Animal Model of Autistic Regression: Link to Toxicant-Induced Oxidative Stress

Abstract

Kanner, in his initial case study report defining autism, concluded .... “We must, then, assume that these children have come into the world with innate inability to form the usual, biologically provided affective contact with people, just as other children come into the world with innate physical or intellectual handicaps.” Nonetheless, in at least one of his eleven cases, a period of normal development was noted, but this was followed by a period of arrested development and loss of acquired skills. Today, this scenario would be referred to as autistic regression and is thought to account for 35–40 % of all autism cases.
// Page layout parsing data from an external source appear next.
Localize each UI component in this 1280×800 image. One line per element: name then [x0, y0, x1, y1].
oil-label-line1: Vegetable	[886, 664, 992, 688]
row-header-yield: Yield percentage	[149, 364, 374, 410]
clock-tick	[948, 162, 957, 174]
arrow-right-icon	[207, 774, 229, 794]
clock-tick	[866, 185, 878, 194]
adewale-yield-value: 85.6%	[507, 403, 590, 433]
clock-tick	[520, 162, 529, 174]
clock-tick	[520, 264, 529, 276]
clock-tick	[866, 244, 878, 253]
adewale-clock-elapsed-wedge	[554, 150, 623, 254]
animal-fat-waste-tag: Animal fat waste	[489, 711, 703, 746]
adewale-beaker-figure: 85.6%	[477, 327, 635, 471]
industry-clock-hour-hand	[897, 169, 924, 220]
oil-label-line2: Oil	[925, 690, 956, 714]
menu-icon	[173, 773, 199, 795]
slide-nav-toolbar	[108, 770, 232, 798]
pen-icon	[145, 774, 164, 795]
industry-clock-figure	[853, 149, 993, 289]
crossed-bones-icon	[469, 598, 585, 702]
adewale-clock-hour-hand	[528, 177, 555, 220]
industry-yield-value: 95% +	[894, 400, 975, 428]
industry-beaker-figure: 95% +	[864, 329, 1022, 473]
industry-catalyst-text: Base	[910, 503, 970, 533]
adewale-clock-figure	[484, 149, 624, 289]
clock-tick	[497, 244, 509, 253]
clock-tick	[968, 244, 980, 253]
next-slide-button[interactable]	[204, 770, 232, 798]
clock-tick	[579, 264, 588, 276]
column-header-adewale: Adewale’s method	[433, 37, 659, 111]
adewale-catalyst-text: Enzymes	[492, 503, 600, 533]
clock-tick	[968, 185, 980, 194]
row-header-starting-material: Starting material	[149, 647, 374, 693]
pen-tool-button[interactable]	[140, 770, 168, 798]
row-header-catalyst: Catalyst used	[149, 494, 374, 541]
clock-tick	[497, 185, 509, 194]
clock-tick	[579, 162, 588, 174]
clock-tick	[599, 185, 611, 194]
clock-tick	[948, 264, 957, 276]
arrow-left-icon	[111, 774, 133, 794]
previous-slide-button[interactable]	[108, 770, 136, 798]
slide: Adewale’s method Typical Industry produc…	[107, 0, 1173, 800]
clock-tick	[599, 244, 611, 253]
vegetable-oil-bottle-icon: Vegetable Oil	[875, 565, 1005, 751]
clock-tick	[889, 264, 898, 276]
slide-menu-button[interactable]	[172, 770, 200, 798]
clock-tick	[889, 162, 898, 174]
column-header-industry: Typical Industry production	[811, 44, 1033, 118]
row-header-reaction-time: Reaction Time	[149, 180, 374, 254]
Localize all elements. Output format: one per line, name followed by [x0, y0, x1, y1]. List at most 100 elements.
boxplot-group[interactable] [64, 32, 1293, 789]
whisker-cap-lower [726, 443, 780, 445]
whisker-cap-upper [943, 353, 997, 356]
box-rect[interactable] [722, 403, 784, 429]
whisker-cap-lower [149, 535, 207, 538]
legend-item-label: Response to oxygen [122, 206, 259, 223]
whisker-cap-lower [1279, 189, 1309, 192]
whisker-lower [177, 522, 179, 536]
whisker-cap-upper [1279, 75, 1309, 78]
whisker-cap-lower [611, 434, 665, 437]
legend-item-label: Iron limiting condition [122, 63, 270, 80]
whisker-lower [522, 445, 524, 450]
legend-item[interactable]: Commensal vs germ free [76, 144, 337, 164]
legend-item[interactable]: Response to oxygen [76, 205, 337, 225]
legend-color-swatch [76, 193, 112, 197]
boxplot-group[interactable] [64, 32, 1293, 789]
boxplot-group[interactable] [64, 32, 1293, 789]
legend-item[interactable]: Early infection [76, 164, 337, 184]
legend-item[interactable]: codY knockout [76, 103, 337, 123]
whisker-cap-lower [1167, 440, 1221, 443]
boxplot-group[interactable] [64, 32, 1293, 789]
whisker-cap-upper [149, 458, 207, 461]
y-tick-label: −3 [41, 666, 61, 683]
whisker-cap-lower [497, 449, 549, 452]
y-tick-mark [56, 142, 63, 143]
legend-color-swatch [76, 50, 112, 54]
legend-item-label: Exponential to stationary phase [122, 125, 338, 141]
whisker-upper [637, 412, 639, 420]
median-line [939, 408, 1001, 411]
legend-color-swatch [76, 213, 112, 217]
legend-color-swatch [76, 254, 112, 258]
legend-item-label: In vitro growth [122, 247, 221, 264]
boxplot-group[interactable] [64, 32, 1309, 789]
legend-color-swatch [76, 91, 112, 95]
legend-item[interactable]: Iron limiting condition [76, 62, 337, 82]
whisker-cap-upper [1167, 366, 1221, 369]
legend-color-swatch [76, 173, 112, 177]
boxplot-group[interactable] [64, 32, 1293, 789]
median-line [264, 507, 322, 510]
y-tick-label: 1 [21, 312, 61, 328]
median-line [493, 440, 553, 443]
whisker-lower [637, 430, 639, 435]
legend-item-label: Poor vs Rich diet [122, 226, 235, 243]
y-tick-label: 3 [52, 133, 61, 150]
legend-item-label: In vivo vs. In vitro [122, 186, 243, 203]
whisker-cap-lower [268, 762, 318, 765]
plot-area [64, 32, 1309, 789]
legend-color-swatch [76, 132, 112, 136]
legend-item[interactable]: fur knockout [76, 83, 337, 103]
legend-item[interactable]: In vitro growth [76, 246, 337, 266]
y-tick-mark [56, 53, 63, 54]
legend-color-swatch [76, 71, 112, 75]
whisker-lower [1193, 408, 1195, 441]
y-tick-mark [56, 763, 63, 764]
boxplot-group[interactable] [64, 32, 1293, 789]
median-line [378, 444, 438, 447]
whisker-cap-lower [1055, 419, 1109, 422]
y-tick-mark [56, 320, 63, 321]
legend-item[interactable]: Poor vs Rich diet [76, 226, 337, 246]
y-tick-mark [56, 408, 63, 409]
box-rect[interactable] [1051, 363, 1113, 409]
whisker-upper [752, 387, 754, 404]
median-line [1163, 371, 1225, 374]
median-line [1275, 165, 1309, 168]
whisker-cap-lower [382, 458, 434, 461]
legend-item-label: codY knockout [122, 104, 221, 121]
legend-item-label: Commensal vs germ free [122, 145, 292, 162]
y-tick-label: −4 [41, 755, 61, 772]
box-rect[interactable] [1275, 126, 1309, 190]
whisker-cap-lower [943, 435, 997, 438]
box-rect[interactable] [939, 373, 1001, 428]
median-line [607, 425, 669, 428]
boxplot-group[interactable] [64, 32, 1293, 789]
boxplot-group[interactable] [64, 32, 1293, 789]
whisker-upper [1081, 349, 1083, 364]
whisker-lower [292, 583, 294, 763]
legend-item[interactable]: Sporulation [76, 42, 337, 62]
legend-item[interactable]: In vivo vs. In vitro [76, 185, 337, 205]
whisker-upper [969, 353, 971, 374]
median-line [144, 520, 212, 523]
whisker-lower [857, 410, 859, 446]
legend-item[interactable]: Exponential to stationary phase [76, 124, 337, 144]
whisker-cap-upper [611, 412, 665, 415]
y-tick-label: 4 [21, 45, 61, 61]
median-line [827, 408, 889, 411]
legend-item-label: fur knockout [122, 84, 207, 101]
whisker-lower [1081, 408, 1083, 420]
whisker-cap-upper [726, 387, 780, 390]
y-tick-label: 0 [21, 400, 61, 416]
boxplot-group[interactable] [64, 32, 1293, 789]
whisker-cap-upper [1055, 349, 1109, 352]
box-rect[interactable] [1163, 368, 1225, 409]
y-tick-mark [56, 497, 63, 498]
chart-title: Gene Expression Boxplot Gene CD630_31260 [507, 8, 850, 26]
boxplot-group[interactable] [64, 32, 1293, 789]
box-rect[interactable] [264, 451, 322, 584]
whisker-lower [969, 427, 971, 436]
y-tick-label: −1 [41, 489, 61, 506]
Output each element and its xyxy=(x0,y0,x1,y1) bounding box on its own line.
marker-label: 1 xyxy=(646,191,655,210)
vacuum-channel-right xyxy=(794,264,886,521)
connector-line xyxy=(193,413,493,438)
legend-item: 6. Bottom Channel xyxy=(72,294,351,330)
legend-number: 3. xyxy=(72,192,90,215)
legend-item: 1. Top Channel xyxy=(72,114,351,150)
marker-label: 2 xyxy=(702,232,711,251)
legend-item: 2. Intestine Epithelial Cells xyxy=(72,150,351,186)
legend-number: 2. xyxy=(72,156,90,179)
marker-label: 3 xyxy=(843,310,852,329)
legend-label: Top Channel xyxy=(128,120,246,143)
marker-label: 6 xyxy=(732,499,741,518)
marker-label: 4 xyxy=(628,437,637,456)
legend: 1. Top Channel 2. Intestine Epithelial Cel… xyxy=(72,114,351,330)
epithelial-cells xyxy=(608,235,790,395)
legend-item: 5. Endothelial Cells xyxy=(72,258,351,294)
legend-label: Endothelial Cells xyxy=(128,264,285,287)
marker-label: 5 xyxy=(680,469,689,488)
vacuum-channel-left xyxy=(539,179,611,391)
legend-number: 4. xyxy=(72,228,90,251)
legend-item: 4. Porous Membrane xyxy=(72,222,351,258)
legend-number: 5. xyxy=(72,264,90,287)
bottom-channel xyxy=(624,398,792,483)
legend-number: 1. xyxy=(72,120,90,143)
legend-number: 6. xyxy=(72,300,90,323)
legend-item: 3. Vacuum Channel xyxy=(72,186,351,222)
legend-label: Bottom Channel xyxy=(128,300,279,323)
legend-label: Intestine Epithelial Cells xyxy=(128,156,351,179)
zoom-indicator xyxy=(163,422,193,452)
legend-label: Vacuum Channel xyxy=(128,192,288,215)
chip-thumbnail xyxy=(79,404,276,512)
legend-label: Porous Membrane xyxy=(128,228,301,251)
We have developed an animal model of autistic regression characterizing functional and neuropathological deficits in mice consequent to early toxicant exposure. Further, we have administered neurotoxicants known to exert their deleterious effects through the generation of oxidative stress to mice with genetic alterations thought to render them particularly sensitive to such insult. Regardless of the types of insult, oxidative stress is believed to be a common endpoint that would contribute to the pathology of autism. Nrf2 is the major transcription regulator for redox regulation. To further test the hypothesis, we have used Nrf2 knockout mice with age-matched wild-type mice. The knockout mice engaged in fewer social play contacts with other mice. Treatment with valproic acid also resulted in a reduction in play behavior in the knockout mice. These very preliminary observations indicate that the Nrf2 KO mice may be useful in advancing our understanding of the underlying etiology of autistic regression. Collectively, these animal data suggest a role for oxidative stress underlying autistic regression.